En ce qui concerne l’accord pour la paix et la réconciliation nationale, il a tenu à préciser en tant que membre de la Commission de négociation lors de l’adoption de l’accord que la gestion politique n’a pas été faite parce que l’accord n’a pas été expliqué à la population. L’accessoire dans l’accord est devenu l’essentiel, déplore-t-il. On a confondu depuis les indépendances l’unité et l’uniformité, a-t-il fait remarquer. « La diversité n’a jamais été un problème dans notre pays », précise-t-il.
De son côté, Mme Traoré Nènè Konaté, la Directrice de l’IMRAP, trouve que le tissu social s’est disloqué par le manque de gouvernance. Tous les problèmes au Mali constituent une question d’homme. Il faut alors forger un Malien modèle. L’employabilité des jeunes, l’accès aux services publics de l’État doivent être revues, suggère-t-elle avant de faire remarquer : « Chaque accord porte en lui les germes d’un nouveau conflit ». Les problèmes de collaboration entre les forces de défense et la population, les difficultés liées au traitement de l’information constituent à ses yeux un réel problème encourageant l’insécurité. Comme solution, elle a proposé que la population connaisse sa responsabilité dans le processus de paix, que le pays ait un processus de recrutement équitable et transparent, etc. Néanmoins, elle fait savoir que « L’État en a beaucoup fait en termes de sécurité au Mali ». Les citoyens doivent collaborer également, a-t-elle invité.
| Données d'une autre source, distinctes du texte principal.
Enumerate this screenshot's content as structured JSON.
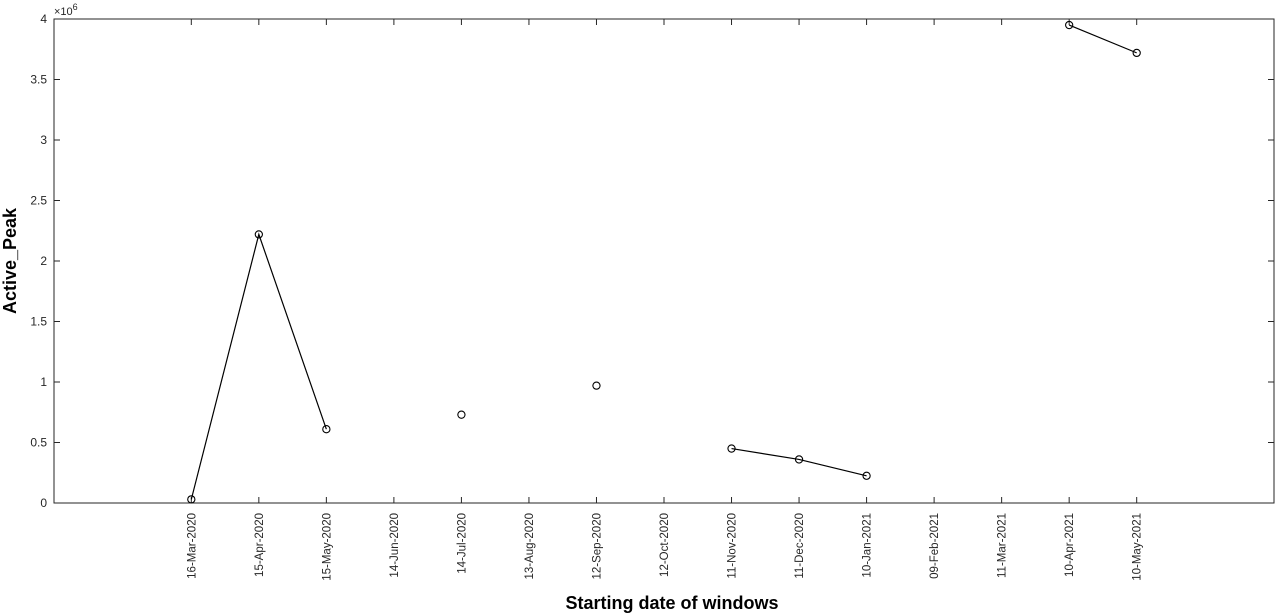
{
  "chart_data": {
    "type": "line",
    "xlabel": "Starting date of windows",
    "ylabel": "Active_Peak",
    "y_multiplier_label": "×10",
    "y_multiplier_exponent": "6",
    "ylim": [
      0,
      4000000
    ],
    "y_ticks": [
      0,
      500000,
      1000000,
      1500000,
      2000000,
      2500000,
      3000000,
      3500000,
      4000000
    ],
    "y_tick_labels": [
      "0",
      "0.5",
      "1",
      "1.5",
      "2",
      "2.5",
      "3",
      "3.5",
      "4"
    ],
    "xlim": [
      "2020-01-15",
      "2021-07-10"
    ],
    "x_ticks": [
      "2020-03-16",
      "2020-04-15",
      "2020-05-15",
      "2020-06-14",
      "2020-07-14",
      "2020-08-13",
      "2020-09-12",
      "2020-10-12",
      "2020-11-11",
      "2020-12-11",
      "2021-01-10",
      "2021-02-09",
      "2021-03-11",
      "2021-04-10",
      "2021-05-10"
    ],
    "x_tick_labels": [
      "16-Mar-2020",
      "15-Apr-2020",
      "15-May-2020",
      "14-Jun-2020",
      "14-Jul-2020",
      "13-Aug-2020",
      "12-Sep-2020",
      "12-Oct-2020",
      "11-Nov-2020",
      "11-Dec-2020",
      "10-Jan-2021",
      "09-Feb-2021",
      "11-Mar-2021",
      "10-Apr-2021",
      "10-May-2021"
    ],
    "grid": false,
    "marker": "open-circle",
    "line_color": "#000000",
    "series": [
      {
        "x": [
          "2020-03-16",
          "2020-04-15",
          "2020-05-15",
          "2020-06-14",
          "2020-07-14",
          "2020-08-13",
          "2020-09-12",
          "2020-10-12",
          "2020-11-11",
          "2020-12-11",
          "2021-01-10",
          "2021-02-09",
          "2021-03-11",
          "2021-04-10",
          "2021-05-10"
        ],
        "values": [
          30000,
          2220000,
          610000,
          null,
          730000,
          null,
          970000,
          null,
          450000,
          360000,
          225000,
          null,
          null,
          3950000,
          3720000
        ]
      }
    ]
  }
}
Il faut travailler pour une bonne culture de la gouvernance au niveau des gouvernés ainsi que des gouvernants, martèle-t-elle avant de préciser : « Travailler pour la paix est une œuvre de longue haleine », conclut-elle. Par rapport à l’accord pour la paix, les populations concernées se plaignent de ne pas être impliquées dans les négociations, a-t-elle appuyé le point de Dr. Sy. Il n’y a pas eu d’efforts pour expliquer le contenu aux populations, regrette-t-elle.
La fondation Tuwindi à travers son directeur exécutif s’est dite prête à accompagner toute initiative partant dans le sens de la sécurité ou de la cohésion sociale au Mali.